Utilization (oxidation) of a carbohydrate molecule:
6 O2 molecules + carbohydrate à 6 CO2 + 6 H2O + 38 ATP = 6.3 O2 per ATP
RER = CO2/O2 = 6 CO2/6 O2 = 1.0
Utilization (oxidation) of a fat molecule:
23 O2 molecules + fatty acid à 16 CO2 + 16 H20 + 129 ATP = 5.6 O2 per ATP
RER = CO2/O2 = 16 CO2/23 O2 = 0.7
With carbohydrates you need 6 oxygen molecules to make 38 ATP. You are then producing 6.3 ATPs for each molecule of oxygen when eating a molecule of carbohydrate.
With fats if you need 23 molecules of oxygen to make 129 molecules of ATP. You are then producing 5.6 ATPs for each molecule of fat.
By this analysis, carbohydrates would appear to be a better fuel source for energy because you can produce more ATPs between equal amounts of carbohydrates and fats. So, subsisting on a diet high in carbs is best for the mitochondria? Not exactly. This only indicates how your body would best respond to a sudden need for energy for an emergency where you would max out your ATP demands such as during a high intensity race or workout (VO2 max) and correlates with the practice of carbohydrate loading before a race. During inactive moments in our lives, it would make more sense to be deriving our energy from fat. Think about how much gas that Ferrari consumes while idling at a traffic stop and how inefficient that is. If someone at rest has a RER of 1.0 or higher, this is a sign that their mitochondria are inefficient. Ideally, a RER would be closest to 0.7 and being able to tap into fat reserves for energy when at rest or in a fasted state.
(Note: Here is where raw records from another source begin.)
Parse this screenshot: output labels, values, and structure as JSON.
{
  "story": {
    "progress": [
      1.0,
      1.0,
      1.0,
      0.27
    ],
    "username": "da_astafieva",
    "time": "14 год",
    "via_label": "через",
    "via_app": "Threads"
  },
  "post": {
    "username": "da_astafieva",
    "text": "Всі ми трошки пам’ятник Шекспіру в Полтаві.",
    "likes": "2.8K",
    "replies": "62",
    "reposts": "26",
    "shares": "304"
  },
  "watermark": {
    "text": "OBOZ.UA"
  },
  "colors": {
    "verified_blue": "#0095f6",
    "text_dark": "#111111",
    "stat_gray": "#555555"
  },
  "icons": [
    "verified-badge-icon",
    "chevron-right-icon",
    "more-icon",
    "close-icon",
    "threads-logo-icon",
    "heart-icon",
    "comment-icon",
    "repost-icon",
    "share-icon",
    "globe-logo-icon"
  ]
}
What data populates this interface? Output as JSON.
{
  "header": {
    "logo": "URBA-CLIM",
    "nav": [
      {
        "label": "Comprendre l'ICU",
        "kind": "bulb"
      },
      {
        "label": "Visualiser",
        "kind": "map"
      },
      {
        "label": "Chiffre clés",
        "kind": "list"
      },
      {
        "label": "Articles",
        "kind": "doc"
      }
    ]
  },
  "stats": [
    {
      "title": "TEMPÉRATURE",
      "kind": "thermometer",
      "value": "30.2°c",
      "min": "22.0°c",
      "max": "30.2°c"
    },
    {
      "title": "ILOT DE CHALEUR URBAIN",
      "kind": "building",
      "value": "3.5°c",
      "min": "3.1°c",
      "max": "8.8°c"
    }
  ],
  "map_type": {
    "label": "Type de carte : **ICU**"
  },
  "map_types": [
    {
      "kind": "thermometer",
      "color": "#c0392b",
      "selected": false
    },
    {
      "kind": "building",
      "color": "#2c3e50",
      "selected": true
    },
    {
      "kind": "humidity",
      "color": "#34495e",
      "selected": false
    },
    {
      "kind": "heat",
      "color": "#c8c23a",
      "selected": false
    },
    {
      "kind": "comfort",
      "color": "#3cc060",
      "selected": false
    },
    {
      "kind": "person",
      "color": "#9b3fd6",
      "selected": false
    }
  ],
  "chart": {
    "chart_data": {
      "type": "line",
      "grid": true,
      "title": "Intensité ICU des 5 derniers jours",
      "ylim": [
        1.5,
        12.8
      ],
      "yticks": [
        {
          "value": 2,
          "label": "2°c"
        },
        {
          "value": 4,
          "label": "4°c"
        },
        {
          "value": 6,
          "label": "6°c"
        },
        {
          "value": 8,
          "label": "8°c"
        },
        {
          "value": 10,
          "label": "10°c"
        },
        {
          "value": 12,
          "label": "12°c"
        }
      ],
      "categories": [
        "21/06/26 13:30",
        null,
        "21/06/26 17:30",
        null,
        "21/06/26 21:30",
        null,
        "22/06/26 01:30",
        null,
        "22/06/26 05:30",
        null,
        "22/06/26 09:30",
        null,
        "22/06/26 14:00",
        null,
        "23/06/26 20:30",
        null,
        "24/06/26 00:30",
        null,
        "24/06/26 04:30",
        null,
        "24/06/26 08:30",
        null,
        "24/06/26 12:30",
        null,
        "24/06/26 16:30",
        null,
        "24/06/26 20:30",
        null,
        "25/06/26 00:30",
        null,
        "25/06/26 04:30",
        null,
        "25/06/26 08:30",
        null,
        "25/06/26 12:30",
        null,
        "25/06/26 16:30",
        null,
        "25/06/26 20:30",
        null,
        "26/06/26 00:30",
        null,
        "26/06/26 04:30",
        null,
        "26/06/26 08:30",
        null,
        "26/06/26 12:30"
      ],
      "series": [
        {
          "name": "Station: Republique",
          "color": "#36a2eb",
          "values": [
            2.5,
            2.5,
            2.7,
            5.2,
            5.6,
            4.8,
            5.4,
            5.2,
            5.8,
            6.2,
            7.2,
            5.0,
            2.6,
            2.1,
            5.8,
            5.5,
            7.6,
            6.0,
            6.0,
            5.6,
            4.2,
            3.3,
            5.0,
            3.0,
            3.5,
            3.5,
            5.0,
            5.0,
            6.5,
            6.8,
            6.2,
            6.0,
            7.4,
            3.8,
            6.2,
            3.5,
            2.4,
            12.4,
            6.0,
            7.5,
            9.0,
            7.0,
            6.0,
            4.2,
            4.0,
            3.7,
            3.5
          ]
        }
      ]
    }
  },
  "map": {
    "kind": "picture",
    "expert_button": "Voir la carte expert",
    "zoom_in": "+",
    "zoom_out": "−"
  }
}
Most of us live in the area between .7 and 1.0, but the closer we live to the .7 mark is indicative of a more efficient energy system which is in large part due to well-functioning mitochondria being able to produce ATP’s when we need them for movement and powering our immune system.
The best-known bio-hacking device for measuring respiration for dietary needs is the Lumen. However, it only measures carbon dioxide, and not oxygen and without that measurement, it falls short in accuracy. I am investigating other devices that measure both oxygen and carbon dioxide and even though their cost is far less than a medical metabolic cart they still can cost a few thousand dollars. There is one company that I am looking at that has a unit for under 500.00 and if I get a chance to evaluate it, I will write about it in a forthcoming newsletter. Presently they are out of stock.
The important idea that I wanted to convey is that each of us burns calories differently from one another. Using respiratory analysis not only gives us a tool to determine our individuality in this area, it also is a strong correlator for evaluating the calorie burning and ATP producing apparatus inside our cells – the mitochondria.